Now Greece's finances are a mess of soaring deficits and debt, and European Union officials, led by Germany and France, are mobilizing to devise a rescue plan in order to prevent a fiscal crisis that could ripple through the continent and the broader global economy.

Euro zone officials held a conference call Wednesday with European Central Bank president Jean-Claude Trichet to discuss Greece's fiscal woes.

On Thursday, European Union leaders are to meet in Brussels to develop potential aid plans for Greece. The options would include debt guarantees or the outright purchase by EU countries of Greek bonds. The leaders will almost certainly pile pressure on the Greek government to provide more details on its planned spending cuts in a bid to reassure the European currency and debt markets. Fears that a Greek default would reverberate through the entire euro zone sent the euro plummeting in recent weeks.

Economists and former politicians say a bailout may buy Greece some time, allowing it to avoid defaulting on its debt. But on its own, it won't juice up Greece's ailing economy.

Any bailout package offered ought to come with demands that Greece reform its economy to reduce the horrendous structural costs that are smothering businesses, some argue.

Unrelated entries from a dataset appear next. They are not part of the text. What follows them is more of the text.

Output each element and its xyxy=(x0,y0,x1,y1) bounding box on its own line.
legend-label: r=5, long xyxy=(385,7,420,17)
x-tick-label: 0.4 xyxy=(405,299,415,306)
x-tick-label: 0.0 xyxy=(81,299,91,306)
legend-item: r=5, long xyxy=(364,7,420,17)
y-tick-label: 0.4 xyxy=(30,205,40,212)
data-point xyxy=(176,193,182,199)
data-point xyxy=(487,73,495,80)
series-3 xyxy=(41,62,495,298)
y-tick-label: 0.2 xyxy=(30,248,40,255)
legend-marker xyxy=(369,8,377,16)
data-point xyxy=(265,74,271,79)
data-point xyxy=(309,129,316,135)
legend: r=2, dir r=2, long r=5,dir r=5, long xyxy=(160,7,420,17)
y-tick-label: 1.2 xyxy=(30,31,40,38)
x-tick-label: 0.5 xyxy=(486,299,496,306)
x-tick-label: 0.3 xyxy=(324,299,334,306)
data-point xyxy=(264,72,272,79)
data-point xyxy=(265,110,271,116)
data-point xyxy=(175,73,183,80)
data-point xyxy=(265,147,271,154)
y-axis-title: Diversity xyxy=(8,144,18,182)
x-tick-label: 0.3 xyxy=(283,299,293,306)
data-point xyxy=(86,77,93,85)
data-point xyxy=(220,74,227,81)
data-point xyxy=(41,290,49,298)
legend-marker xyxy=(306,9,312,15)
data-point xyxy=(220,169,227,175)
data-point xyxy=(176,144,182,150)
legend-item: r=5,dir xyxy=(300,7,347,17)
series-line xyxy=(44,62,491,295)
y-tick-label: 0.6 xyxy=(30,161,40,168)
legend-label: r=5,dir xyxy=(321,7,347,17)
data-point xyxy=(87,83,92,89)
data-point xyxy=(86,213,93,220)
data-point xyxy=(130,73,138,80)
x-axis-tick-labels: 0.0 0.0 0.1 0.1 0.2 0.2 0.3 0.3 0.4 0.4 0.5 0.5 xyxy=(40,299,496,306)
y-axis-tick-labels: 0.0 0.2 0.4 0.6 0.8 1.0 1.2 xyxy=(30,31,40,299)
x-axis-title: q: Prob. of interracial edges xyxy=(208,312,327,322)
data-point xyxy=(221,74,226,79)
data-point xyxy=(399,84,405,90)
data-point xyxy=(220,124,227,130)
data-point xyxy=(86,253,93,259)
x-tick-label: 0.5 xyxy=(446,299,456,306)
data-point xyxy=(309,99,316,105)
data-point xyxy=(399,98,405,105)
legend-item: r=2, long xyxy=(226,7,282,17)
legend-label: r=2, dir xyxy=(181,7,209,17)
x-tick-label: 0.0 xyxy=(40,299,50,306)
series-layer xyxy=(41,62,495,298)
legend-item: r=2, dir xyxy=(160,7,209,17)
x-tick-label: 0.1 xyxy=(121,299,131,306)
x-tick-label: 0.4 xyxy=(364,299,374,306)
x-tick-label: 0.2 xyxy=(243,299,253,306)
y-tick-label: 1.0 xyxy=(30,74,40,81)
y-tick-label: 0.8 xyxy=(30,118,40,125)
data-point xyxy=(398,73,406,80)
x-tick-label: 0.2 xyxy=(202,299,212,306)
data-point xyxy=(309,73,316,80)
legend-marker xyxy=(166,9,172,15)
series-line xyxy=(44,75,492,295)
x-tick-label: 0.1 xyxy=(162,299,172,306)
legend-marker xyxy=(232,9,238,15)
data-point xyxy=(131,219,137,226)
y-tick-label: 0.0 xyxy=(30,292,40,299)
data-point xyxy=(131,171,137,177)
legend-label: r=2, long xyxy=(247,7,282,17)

Economists say Greece made two big mistakes after it ditched the drachma and joined the euro zone - the 16 EU countries that share the euro - a decade ago.

The first was runaway spending. The euro brought in currency stability, low inflation rates and low interest rates. Greece borrowed with alacrity. While GDP rose, debt rose even faster as Greek governments spent and hired with abandon. The bloated employment numbers, combined with ever-rising wages, helped to send debt and deficits in one direction - up - making a financial crisis inevitable even if the credit crunch and recession had not hit in 2008 and 2009.

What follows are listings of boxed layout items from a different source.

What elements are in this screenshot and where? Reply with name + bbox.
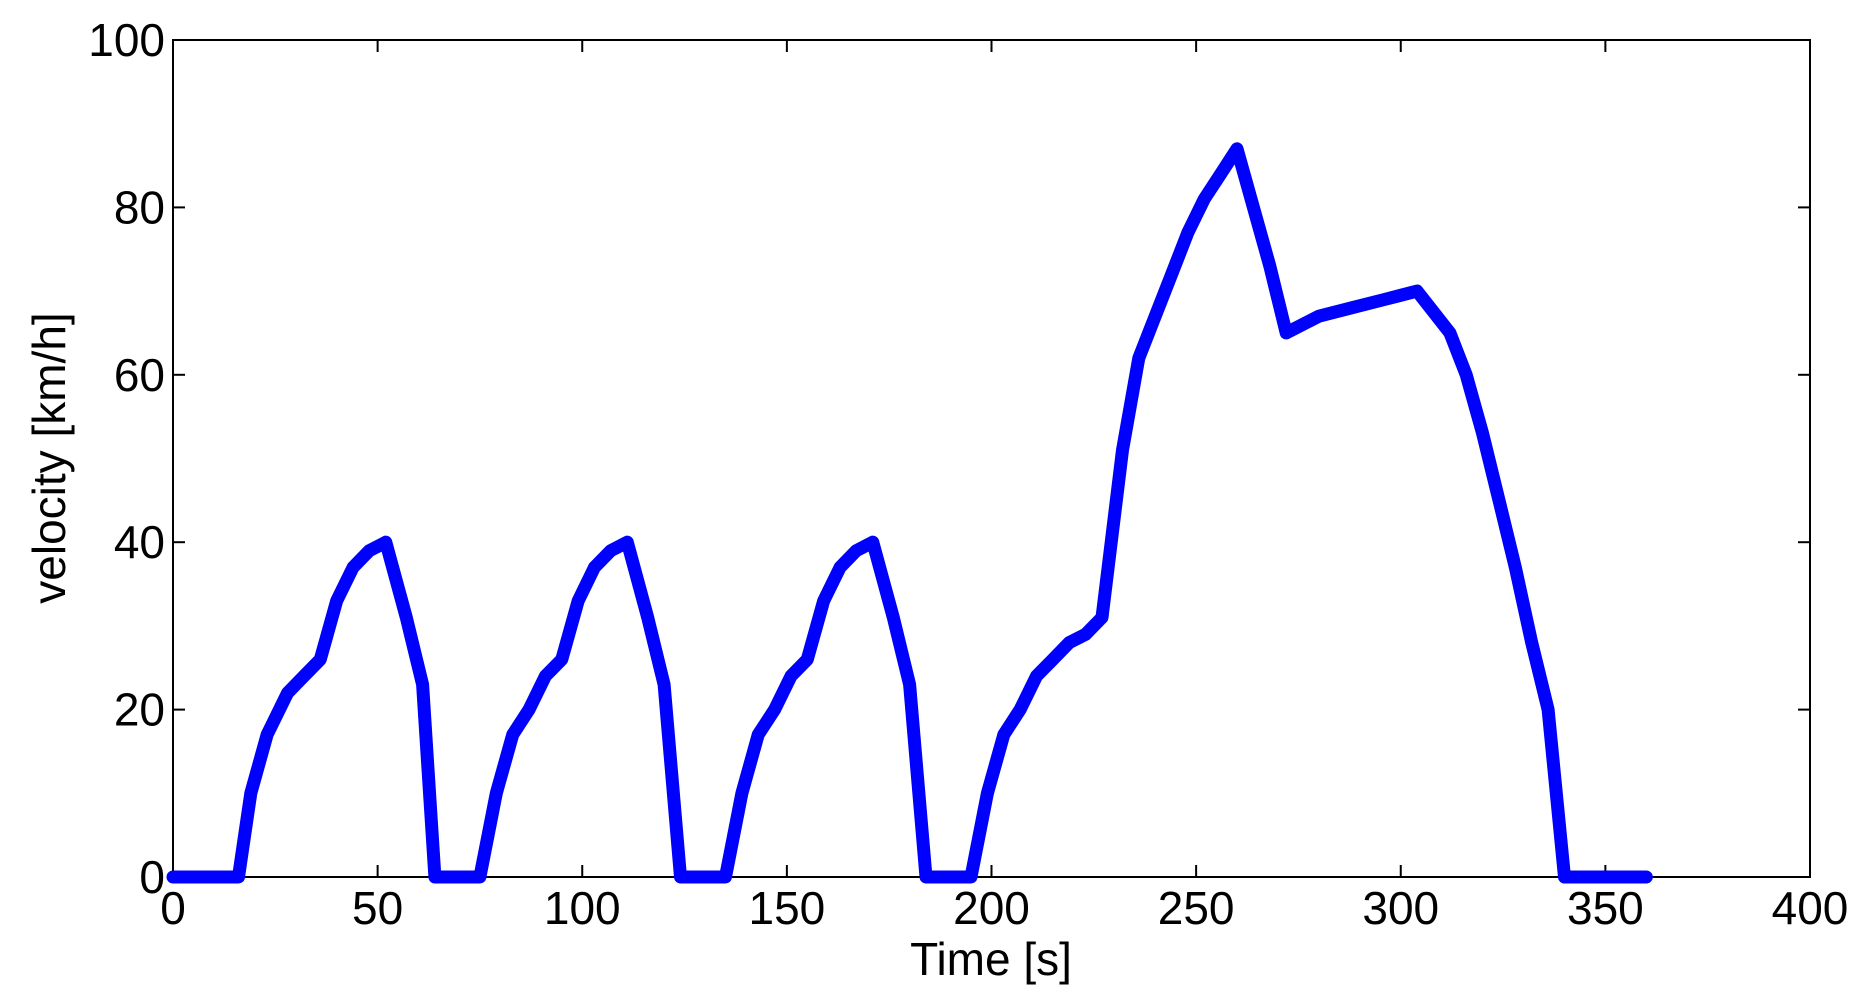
series-layer	[166, 142, 1653, 884]
x-axis-label: Time [s]	[910, 933, 1072, 985]
y-tick-label: 0	[139, 851, 165, 903]
x-tick-label: 300	[1362, 882, 1439, 934]
x-tick-label: 400	[1772, 882, 1849, 934]
y-tick-label: 60	[114, 349, 165, 401]
x-tick-label: 100	[544, 882, 621, 934]
x-tick-label: 0	[160, 882, 186, 934]
x-tick-label: 200	[953, 882, 1030, 934]
y-tick-label: 20	[114, 684, 165, 736]
y-tick-label: 100	[88, 14, 165, 66]
x-axis: 0 50 100 150 200 250 300 350 400	[160, 40, 1848, 934]
y-axis: 0 20 40 60 80 100	[88, 14, 1810, 903]
y-axis-label: velocity [km/h]	[23, 312, 75, 603]
x-tick-label: 250	[1158, 882, 1235, 934]
x-tick-label: 50	[352, 882, 403, 934]
x-tick-label: 350	[1567, 882, 1644, 934]
plot-area	[172, 39, 1811, 878]
velocity-series-line	[166, 142, 1653, 884]
y-tick-label: 40	[114, 516, 165, 568]
y-tick-label: 80	[114, 181, 165, 233]
x-tick-label: 150	[749, 882, 826, 934]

By last year, Greece's debt as a percentage of GDP was about 112 per cent, more than double that of Spain (another ailing euro zone country) while its budget deficit reached 12.7 per cent of GDP, the EU's highest. The spectre of Greece going bust sent Greek bond yields soaring last week, sending the euro in the opposite direction.

The second was failure to deal with its huge structural costs, the result of excessive government hiring and lack of deregulation. Stefanos Manos, the retired politician who was minister of economy and finance in the early 1990s, launched Greece's deregulation and privatization process. Before he lost his job in 1993, the telecom industry deregulation was well under way and public-private partnerships were put in place. Later, banking was deregulated to some degree. But then the political will to keep going evaporated and the deregulation process pretty much stopped.

Transportation, for instance, was left untouched and truckers expertly defended their turf. Containers are taken from shipping ports to container terminals by truck when rail would be much more efficient. Public notaries, lawyers and other professionals are shielded from competition and get paid a lot for unnecessary work. In a paper he co-authored last year for the Cato Journal, Economic University of Athens economist Michael Mitsopoulos said Greece is held hostage by "kleptocratic interest groups in a closed, rent-seeking society."

The civil service is no better, the economists says. Greece has four times as many teachers per student as Norway, whose education system is considered far superior. Greek civil servants enjoy a constitutional lifetime job-protection guarantee. Entrepreneurs complain about having to get dozens of permits to open a business, or having to pay bribes to bypass them. The European Commission estimates Greece's bloated bureaucracy costs the economy 7 per cent of GDP a year, twice the EU average.

"It's hard to open a business here," said Mr. Garyfallou, the shop owner. "The laws are made in such a way that you have to pay off people."

Mr. Manos isn't getting his hopes up that any bailout package will come with demands for widespread economic reforms, on top of spending cuts, to rein in the deficit and restore confidence in Greek bonds. Freezing the wages of hundreds of thousands of public workers is one thing; firing some of them is another. If firings were to take place, "social unrest is certain," he said.